Long road from research to products  

Kallioinen-Mänttäri emphasises one of the basic characteristics of research and product development.   

“The time span is long. Many of the projects that are taking shape now have started with research at least a decade ago.”  

When talking about innovations and product development, the development of production processes is easily neglected in favour of new product innovations.  

“Processes lack the essential media sex appeal that new products have. Nevertheless, process development is essential for saving the water and energy consumption of facilities, for example.”  

Kallioinen-Mänttäri presents another example of the importance of process development.  

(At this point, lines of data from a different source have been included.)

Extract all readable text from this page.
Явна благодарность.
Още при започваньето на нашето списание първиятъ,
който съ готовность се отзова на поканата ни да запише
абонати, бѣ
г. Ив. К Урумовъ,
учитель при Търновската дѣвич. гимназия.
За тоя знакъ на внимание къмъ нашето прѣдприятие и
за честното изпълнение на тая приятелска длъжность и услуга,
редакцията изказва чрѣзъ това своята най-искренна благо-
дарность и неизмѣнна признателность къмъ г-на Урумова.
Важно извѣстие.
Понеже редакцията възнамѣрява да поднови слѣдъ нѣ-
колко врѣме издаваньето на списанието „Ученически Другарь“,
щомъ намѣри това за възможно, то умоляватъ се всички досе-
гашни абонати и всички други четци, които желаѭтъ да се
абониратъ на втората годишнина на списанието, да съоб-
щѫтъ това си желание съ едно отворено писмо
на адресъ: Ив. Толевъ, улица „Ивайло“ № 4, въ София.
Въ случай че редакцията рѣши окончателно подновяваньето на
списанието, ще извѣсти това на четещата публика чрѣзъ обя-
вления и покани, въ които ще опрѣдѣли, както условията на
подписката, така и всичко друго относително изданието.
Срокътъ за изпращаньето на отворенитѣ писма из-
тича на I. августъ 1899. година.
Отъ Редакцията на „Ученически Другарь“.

“When the treatment of wastewater from the coating colour kitchens of paper mills with membrane filtration became possible, it had a great effect on both environmental impacts and profitability. Thanks to the new process, valuable titanium oxide was recovered for reuse. It allowed for a very short payback period for the process investment, and both fractions from the membrane filtration could be directed to reuse at the factory. Instead of ending up as troublesome wastewater that needs special treatment.”